When inlining assembly in gcc, I find myself regularly having to add empty asm blocks in order to keep variables alive in earlier blocks, for example:
asm("rcr $1,%[borrow];"
    "movq 0(%[b_],%[i],8),%%rax;"
    "adcq %%rax,0(%[r_top],%[i],8);"
    "rcl $1,%[borrow];"
    : [borrow]"+r"(borrow)
    : [i]"r"(i),[b_]"r"(b_.data),[r_top]"r"(r_top.data)
    : "%rax","%rdx");
asm("" : : "r"(borrow) : ); // work-around to keep borrow alive ...
Another example of weirdness is that the code below works great without optimizations, but with -O3 it seg-faults:
ulong carry = 0,hi = 0,qh = s.data[1],ql = s.data[0];
asm("movq 0(%[b]),%%rax;"
    "mulq %[ql];"
    "movq %%rax,0(%[sb]);"
    "movq %%rdx,%[hi];"
    : [hi]"=r"(hi)
    : [ql]"r"(ql),[b]"r"(b.data),[sb]"r"(sb.data)
    : "%rax","%rdx","memory");
for (long i = 1; i < b.size; i++)
{
    asm("movq 0(%[b],%[i],8),%%rax;"
        "mulq %[ql];"
        "xorq %%r10,%%r10;"
        "addq %%rax,%[hi];"
        "adcq %%rdx,%[carry];"
        "adcq $0,%%r10;"
        "movq -8(%[b],%[i],8),%%rax;"
        "mulq %[qh];"
        "addq %%rax,%[hi];"
        "adcq %%rdx,%[carry];"
        "adcq $0,%%r10;"
        "movq %[hi],0(%[sb],%[i],8);"
        "movq %[carry],%[hi];"
        "movq %%r10,%[carry];"
        : [carry]"+r"(carry),[hi]"+r"(hi)

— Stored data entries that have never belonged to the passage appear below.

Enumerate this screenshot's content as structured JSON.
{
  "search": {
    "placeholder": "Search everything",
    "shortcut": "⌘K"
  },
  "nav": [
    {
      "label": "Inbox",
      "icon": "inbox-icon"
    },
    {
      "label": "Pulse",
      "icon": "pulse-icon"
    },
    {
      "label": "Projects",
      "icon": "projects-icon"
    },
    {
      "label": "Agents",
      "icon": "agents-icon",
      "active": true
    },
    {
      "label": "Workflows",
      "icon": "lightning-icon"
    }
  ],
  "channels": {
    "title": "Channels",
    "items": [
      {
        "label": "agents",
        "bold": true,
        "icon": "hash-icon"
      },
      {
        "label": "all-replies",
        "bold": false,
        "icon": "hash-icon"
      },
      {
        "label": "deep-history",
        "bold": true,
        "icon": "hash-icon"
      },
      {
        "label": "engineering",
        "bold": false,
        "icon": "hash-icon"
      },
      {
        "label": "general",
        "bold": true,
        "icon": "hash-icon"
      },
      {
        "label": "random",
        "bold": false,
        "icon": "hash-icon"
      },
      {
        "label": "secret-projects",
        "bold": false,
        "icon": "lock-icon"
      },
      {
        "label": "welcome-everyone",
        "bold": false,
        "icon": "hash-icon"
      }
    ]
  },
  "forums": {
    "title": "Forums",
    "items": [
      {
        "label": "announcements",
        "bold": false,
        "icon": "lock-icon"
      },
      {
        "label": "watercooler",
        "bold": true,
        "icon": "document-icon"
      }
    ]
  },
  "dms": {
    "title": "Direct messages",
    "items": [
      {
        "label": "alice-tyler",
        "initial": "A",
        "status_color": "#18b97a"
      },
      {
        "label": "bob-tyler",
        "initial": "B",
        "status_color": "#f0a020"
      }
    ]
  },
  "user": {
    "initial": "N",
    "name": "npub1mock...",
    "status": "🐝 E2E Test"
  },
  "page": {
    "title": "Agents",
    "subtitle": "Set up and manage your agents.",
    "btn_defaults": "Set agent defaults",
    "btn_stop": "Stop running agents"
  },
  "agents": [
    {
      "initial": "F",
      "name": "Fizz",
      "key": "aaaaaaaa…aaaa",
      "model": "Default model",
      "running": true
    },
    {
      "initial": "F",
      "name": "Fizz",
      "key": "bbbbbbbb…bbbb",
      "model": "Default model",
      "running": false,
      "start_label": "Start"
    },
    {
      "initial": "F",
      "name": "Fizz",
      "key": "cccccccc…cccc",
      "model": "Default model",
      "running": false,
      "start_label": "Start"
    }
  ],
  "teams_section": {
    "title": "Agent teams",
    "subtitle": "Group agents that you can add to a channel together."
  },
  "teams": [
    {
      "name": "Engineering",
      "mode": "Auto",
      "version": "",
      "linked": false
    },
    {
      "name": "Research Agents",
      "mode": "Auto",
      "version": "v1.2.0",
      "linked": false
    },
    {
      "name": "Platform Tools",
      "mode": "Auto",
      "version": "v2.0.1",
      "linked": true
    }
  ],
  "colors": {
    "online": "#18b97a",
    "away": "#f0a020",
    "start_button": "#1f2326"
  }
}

        : [i]"r"(i),[ql]"r"(ql),[qh]"r"(qh),[b]"r"(b.data),[sb]"r"(sb.data)
        : "%rax","%rdx","%r10","memory");
}
asm("movq -8(%[b],%[i],8),%%rax;"
    "mulq %[qh];"
    "addq %%rax,%[hi];"
    "adcq %%rdx,%[carry];"
    "movq %[hi],0(%[sb],%[i],8);"
    "movq %[carry],8(%[sb],%[i],8);"
    : [hi]"+r"(hi),[carry]"+r"(carry)
    : [i]"r"(long(b.size)),[qh]"r"(qh),[b]"r"(b.data),[sb]"r"(sb.data)
    : "%rax","%rdx","memory");
I think it has to do with the fact that it's using so many registers. Is there something I'm missing here or is the register allocation just really buggy with gcc inline assembly?